Monday, 20 August 2012

Project: Available light (text)

This project looks at indoor lighting and outdoor lighting at night. Tungsten, flourescent and vapour lamps. Tungsten, the most likely found at home, photographs reddish, the setting on the camera is designed to deal with these lightbulbs.

Most indoor lighting in public places is flourescent, the results of which can appear greenish. Flourescent lighting seems white to the eye but the camera picks up the fact that the lamps put out an uneven mixture of colours. But the colour cast can instead be yellowish, and in any case lacking in 'colourfulness'. The problem for photography is that floursecent lighting does not emit a full spectrum of colours.

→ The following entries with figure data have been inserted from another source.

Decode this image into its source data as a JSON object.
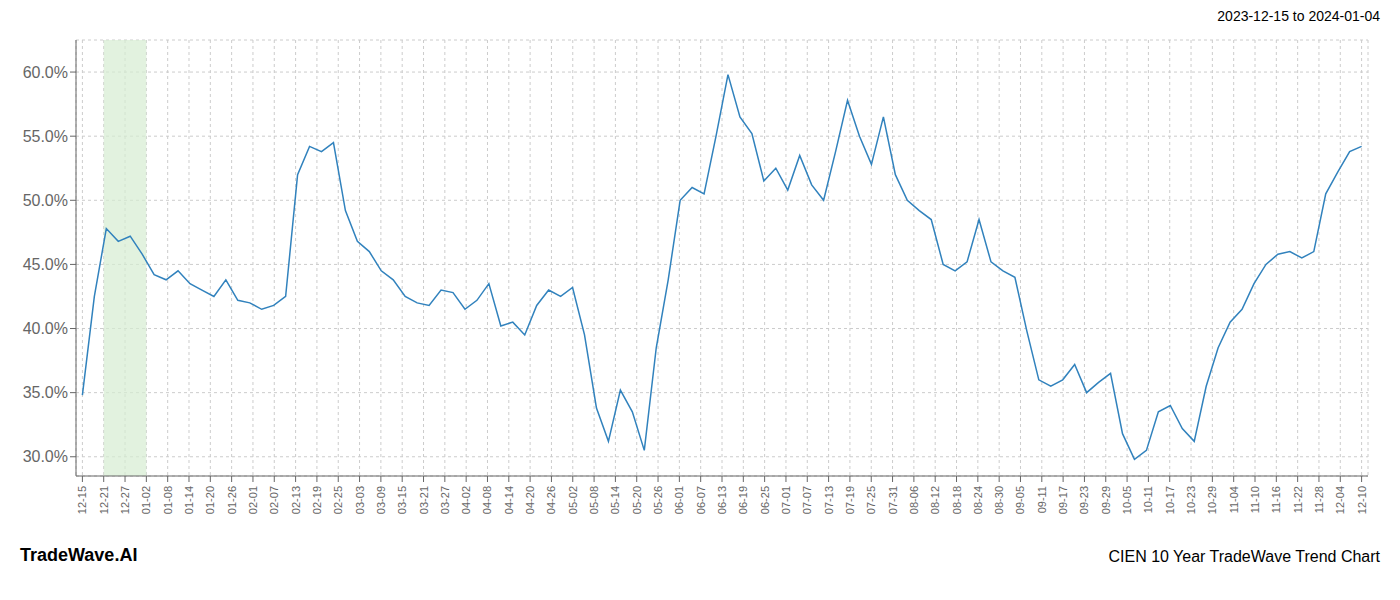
{
  "chart_data": {
    "type": "line",
    "title": "CIEN 10 Year TradeWave Trend Chart",
    "subtitle": "2023-12-15 to 2024-01-04",
    "annotations": [
      "TradeWave.AI"
    ],
    "grid": true,
    "highlight": {
      "range": [
        1,
        3
      ],
      "color": "#d6ecd2"
    },
    "xlim": [
      -0.3,
      60.3
    ],
    "xticks": [
      {
        "value": 0,
        "label": "12-15"
      },
      {
        "value": 1,
        "label": "12-21"
      },
      {
        "value": 2,
        "label": "12-27"
      },
      {
        "value": 3,
        "label": "01-02"
      },
      {
        "value": 4,
        "label": "01-08"
      },
      {
        "value": 5,
        "label": "01-14"
      },
      {
        "value": 6,
        "label": "01-20"
      },
      {
        "value": 7,
        "label": "01-26"
      },
      {
        "value": 8,
        "label": "02-01"
      },
      {
        "value": 9,
        "label": "02-07"
      },
      {
        "value": 10,
        "label": "02-13"
      },
      {
        "value": 11,
        "label": "02-19"
      },
      {
        "value": 12,
        "label": "02-25"
      },
      {
        "value": 13,
        "label": "03-03"
      },
      {
        "value": 14,
        "label": "03-09"
      },
      {
        "value": 15,
        "label": "03-15"
      },
      {
        "value": 16,
        "label": "03-21"
      },
      {
        "value": 17,
        "label": "03-27"
      },
      {
        "value": 18,
        "label": "04-02"
      },
      {
        "value": 19,
        "label": "04-08"
      },
      {
        "value": 20,
        "label": "04-14"
      },
      {
        "value": 21,
        "label": "04-20"
      },
      {
        "value": 22,
        "label": "04-26"
      },
      {
        "value": 23,
        "label": "05-02"
      },
      {
        "value": 24,
        "label": "05-08"
      },
      {
        "value": 25,
        "label": "05-14"
      },
      {
        "value": 26,
        "label": "05-20"
      },
      {
        "value": 27,
        "label": "05-26"
      },
      {
        "value": 28,
        "label": "06-01"
      },
      {
        "value": 29,
        "label": "06-07"
      },
      {
        "value": 30,
        "label": "06-13"
      },
      {
        "value": 31,
        "label": "06-19"
      },
      {
        "value": 32,
        "label": "06-25"
      },
      {
        "value": 33,
        "label": "07-01"
      },
      {
        "value": 34,
        "label": "07-07"
      },
      {
        "value": 35,
        "label": "07-13"
      },
      {
        "value": 36,
        "label": "07-19"
      },
      {
        "value": 37,
        "label": "07-25"
      },
      {
        "value": 38,
        "label": "07-31"
      },
      {
        "value": 39,
        "label": "08-06"
      },
      {
        "value": 40,
        "label": "08-12"
      },
      {
        "value": 41,
        "label": "08-18"
      },
      {
        "value": 42,
        "label": "08-24"
      },
      {
        "value": 43,
        "label": "08-30"
      },
      {
        "value": 44,
        "label": "09-05"
      },
      {
        "value": 45,
        "label": "09-11"
      },
      {
        "value": 46,
        "label": "09-17"
      },
      {
        "value": 47,
        "label": "09-23"
      },
      {
        "value": 48,
        "label": "09-29"
      },
      {
        "value": 49,
        "label": "10-05"
      },
      {
        "value": 50,
        "label": "10-11"
      },
      {
        "value": 51,
        "label": "10-17"
      },
      {
        "value": 52,
        "label": "10-23"
      },
      {
        "value": 53,
        "label": "10-29"
      },
      {
        "value": 54,
        "label": "11-04"
      },
      {
        "value": 55,
        "label": "11-10"
      },
      {
        "value": 56,
        "label": "11-16"
      },
      {
        "value": 57,
        "label": "11-22"
      },
      {
        "value": 58,
        "label": "11-28"
      },
      {
        "value": 59,
        "label": "12-04"
      },
      {
        "value": 60,
        "label": "12-10"
      }
    ],
    "ylim": [
      28.5,
      62.5
    ],
    "yticks": [
      {
        "value": 30.0,
        "label": "30.0%"
      },
      {
        "value": 35.0,
        "label": "35.0%"
      },
      {
        "value": 40.0,
        "label": "40.0%"
      },
      {
        "value": 45.0,
        "label": "45.0%"
      },
      {
        "value": 50.0,
        "label": "50.0%"
      },
      {
        "value": 55.0,
        "label": "55.0%"
      },
      {
        "value": 60.0,
        "label": "60.0%"
      }
    ],
    "x": [
      0,
      0.5607,
      1.1215,
      1.6822,
      2.243,
      2.8037,
      3.3645,
      3.9252,
      4.486,
      5.0467,
      5.6075,
      6.1682,
      6.729,
      7.2897,
      7.8505,
      8.4112,
      8.972,
      9.5327,
      10.0935,
      10.6542,
      11.215,
      11.7757,
      12.3364,
      12.8972,
      13.4579,
      14.0187,
      14.5794,
      15.1402,
      15.7009,
      16.2617,
      16.8224,
      17.3832,
      17.9439,
      18.5047,
      19.0654,
      19.6262,
      20.1869,
      20.7477,
      21.3084,
      21.8692,
      22.4299,
      22.9907,
      23.5514,
      24.1121,
      24.6729,
      25.2336,
      25.7944,
      26.3551,
      26.9159,
      27.4766,
      28.0374,
      28.5981,
      29.1589,
      29.7196,
      30.2804,
      30.8411,
      31.4019,
      31.9626,
      32.5234,
      33.0841,
      33.6449,
      34.2056,
      34.7664,
      35.3271,
      35.8879,
      36.4486,
      37.0093,
      37.5701,
      38.1308,
      38.6916,
      39.2523,
      39.8131,
      40.3738,
      40.9346,
      41.4953,
      42.0561,
      42.6168,
      43.1776,
      43.7383,
      44.2991,
      44.8598,
      45.4206,
      45.9813,
      46.5421,
      47.1028,
      47.6636,
      48.2243,
      48.785,
      49.3458,
      49.9065,
      50.4673,
      51.028,
      51.5888,
      52.1495,
      52.7103,
      53.271,
      53.8318,
      54.3925,
      54.9533,
      55.514,
      56.0748,
      56.6355,
      57.1963,
      57.757,
      58.3178,
      58.8785,
      59.4393,
      60
    ],
    "values": [
      34.8,
      42.5,
      47.8,
      46.8,
      47.2,
      45.8,
      44.2,
      43.8,
      44.5,
      43.5,
      43.0,
      42.5,
      43.8,
      42.2,
      42.0,
      41.5,
      41.8,
      42.5,
      52.0,
      54.2,
      53.8,
      54.5,
      49.2,
      46.8,
      46.0,
      44.5,
      43.8,
      42.5,
      42.0,
      41.8,
      43.0,
      42.8,
      41.5,
      42.2,
      43.5,
      40.2,
      40.5,
      39.5,
      41.8,
      43.0,
      42.5,
      43.2,
      39.5,
      33.8,
      31.2,
      35.2,
      33.5,
      30.5,
      38.5,
      43.8,
      50.0,
      51.0,
      50.5,
      55.0,
      59.8,
      56.5,
      55.2,
      51.5,
      52.5,
      50.8,
      53.5,
      51.2,
      50.0,
      53.8,
      57.8,
      55.0,
      52.8,
      56.5,
      52.0,
      50.0,
      49.2,
      48.5,
      45.0,
      44.5,
      45.2,
      48.5,
      45.2,
      44.5,
      44.0,
      39.8,
      36.0,
      35.5,
      36.0,
      37.2,
      35.0,
      35.8,
      36.5,
      31.8,
      29.8,
      30.5,
      33.5,
      34.0,
      32.2,
      31.2,
      35.5,
      38.5,
      40.5,
      41.5,
      43.5,
      45.0,
      45.8,
      46.0,
      45.5,
      46.0,
      50.5,
      52.2,
      53.8,
      54.2
    ]
  }
}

Digital cameras have a white balance setting designed to compensate, but its not always as successful as for tungsten lighting, because the composition of flourescent lamps varies.

Most flouresent lamps are in the form of long tubes, although more recent kinds are shaped like rings or look like the rounder tungsten lamps. They are known as CFL (compact florescent lights) and are beginning to replace tungsten lamps in the home for cost and environmental reasons. They can be seen to flicker rapidly.

Vapour discharge lamps are the third kind of artificial light but are not as widely used as tungsten or flourescent, except for street lighting, floodlight of public buildings and sports stadiums. Sodium lamps are easy to spot, they look yellow and photograph yellow or yellow-green. These cannot be corrected.